Aquel hombre dejo de leer he indico al Policía que podía llevarse a los jóvenes – Esperaran hasta que paguen su fianza o se cumplan las 24 horas- informo.

Seiya asintió pero Darien replicó – Discúlpeme Señor, pero; yo soy inocente – él funcionario miro fijamente al joven médico – yo no estaba dentro de ese lugar, solo estaba de paso cuando dos policías me detuvieron y me condujeron hasta aquí-.

El juez miro a sus hombres pero ellos negaron con la cabeza – Estoy informado que la detención fue a causa de los disturbios que se ocasionaron dentro del giro comercial… la policía fue llamada porque se estaba realizando un evento masivo para el cual el establecimiento no estaba autorizado, el cual ocasiono disturbios dentro del mismo, es lógico que cuando los jovencitos como ustedes ven que se presenta al lugar de los hechos la autoridad intenten huir y después aleguen que "solo estaban de paso"-.

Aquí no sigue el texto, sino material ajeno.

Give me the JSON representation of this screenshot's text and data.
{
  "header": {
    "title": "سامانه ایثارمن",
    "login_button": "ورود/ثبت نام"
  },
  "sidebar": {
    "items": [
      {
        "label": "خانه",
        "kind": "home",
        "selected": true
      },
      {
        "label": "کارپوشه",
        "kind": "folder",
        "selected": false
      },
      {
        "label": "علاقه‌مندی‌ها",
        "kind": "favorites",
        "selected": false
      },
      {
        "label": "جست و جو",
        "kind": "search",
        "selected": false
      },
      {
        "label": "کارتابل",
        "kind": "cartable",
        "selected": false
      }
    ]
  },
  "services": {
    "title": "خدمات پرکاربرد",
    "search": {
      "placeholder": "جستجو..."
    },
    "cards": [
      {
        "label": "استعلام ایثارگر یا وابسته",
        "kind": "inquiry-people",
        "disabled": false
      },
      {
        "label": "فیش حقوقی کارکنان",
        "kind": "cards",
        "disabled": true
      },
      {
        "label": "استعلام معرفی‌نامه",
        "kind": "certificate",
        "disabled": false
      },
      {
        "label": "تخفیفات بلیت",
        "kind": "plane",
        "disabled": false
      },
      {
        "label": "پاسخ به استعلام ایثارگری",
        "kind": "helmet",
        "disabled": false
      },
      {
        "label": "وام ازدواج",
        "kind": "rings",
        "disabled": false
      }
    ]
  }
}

-¡Pero es verdad! ¡Yo acababa de llegar!- refuto el chico.

-¿Es decir que usted pretendía asistir?- inquirió el hombre

Darien al final no supo que decir.

-Mire joven le recomiendo que pague su fianza, así usted queda libre hoy mismo y puede volver a retomar su vida normal…si no puede verse implicado en el fomento de actividades ilegales…en este momento estamos investigando ese lugar por venta de drogas… sería una pena que por una niñería usted fuera arrastrado a cosas de las cuales usted se presume es inocente-

Darien estaba perplejo… ¿Cómo era posible?, un sabor amargo subió desde la boca de su estómago y se depositó en su boca. –Pero… - Seiya lo tomo de la muñeca y él volteo a verlo por unos instantes… pudo leer en su mirada "déjalo así, no le muevas".

Ambos salieron de aquella oficina seguidos del gendarme que se había quedado con ellos, en todo el trayecto desde ahí hasta su celda no dijeron nada.

Cuando entraron fue cuando Seiya hablo- A esa gente no le interesa si eres inocente o culpable si no la cantidad de dinero que puedan sacarte… poco les importa joder una vida-

-Pero, ¿cómo es posible?- se alteró Darien, mientras Seiya sonreía irónico – ¿me dices que les dé a esos hombres $47,500 euros aunque soy inocente?, ¡no puedo creerlo…!-

-Te lo digo porque es mejor así- comentó el joven abogado… pero en su mente maquinaba una justa venganza contra ese juez corrupto. –La venganza es un plato que se come frio…- murmuro, Darien volteo a verlo.

-¿Dijiste algo?- pregunto.

-Nada- se sentó en el suelo ahora solo debía esperar a Yaten.


Gracias a todos los que leen y tienen paciencia con esta historia antes que nada una disculpa por el retraso, este capítulo ya estaba listo hace mucho tiempo, pero cuestiones ajenas a mi persona demoraron que este viera la luz.

Así provecho que estas sean mis primeras palabras dirigidas a ustedes que siguen este experimento y deseo que siga siendo de su agrado.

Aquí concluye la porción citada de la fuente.